Peritoneal dialysis is often the best treatment option for infants and children. Their small size can make vein access difficult to maintain. It is not recommended for patients with abdominal adhesions or other abdominal defects (like a hernia) that might reduce the efficiency of the treatment. It is also not recommended for patients who suffer frequent bouts of an inflammation of the small pouches in the intestinal tract (diverticulitis).
Prognosis
Because many of the illnesses and underlying conditions that often trigger acute kidney failure are critical, the prognosis for these patients many times is not good. Studies have estimated overall death rates for acute kidney failure at 42-88%. Many people, however, die because of the primary disease that has caused the kidney failure. These figures may also be misleading because patients who experience kidney failure as a result of less serious illnesses (like kidney stones or dehydration) have an excellent chance of complete recovery. Early recognition and prompt, appropriate treatment are key to patient recovery.

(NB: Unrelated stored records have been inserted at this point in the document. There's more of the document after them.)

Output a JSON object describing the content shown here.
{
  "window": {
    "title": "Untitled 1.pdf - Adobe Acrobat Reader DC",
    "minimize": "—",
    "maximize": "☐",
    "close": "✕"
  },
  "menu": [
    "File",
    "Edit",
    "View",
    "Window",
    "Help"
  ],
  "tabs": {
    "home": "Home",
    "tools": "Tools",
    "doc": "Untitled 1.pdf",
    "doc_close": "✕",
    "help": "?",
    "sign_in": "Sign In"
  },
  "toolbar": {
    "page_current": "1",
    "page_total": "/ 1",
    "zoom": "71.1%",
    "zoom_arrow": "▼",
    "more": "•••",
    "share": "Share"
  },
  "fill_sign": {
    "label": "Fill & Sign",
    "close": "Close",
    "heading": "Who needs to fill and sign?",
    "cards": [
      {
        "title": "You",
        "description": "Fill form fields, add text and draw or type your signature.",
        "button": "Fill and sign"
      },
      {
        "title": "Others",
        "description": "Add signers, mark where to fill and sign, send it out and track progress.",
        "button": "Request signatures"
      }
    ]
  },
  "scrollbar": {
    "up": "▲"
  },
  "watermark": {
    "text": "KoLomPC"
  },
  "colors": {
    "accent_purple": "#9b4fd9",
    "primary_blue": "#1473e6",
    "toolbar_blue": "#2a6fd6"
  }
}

Up to 10% of patients who experience acute kidney failure will suffer irreversible kidney damage. They will eventually go on to develop chronic kidney failure or end-stage renal disease. These patients will require long-term dialysis or kidney transplantation to replace their lost renal functioning.
Prevention
Since acute kidney failure can be caused by many things, prevention is difficult. Medications that may impair kidney function should be given cautiously. Patients with pre-existing kidney conditions who are hospitalized for other illnesses or injuries should be carefully monitored for kidney failure complications. Treatments and procedures that may put them at risk for kidney failure (like diagnostic tests requiring radiocontrast agents or dyes) should be used with extreme caution.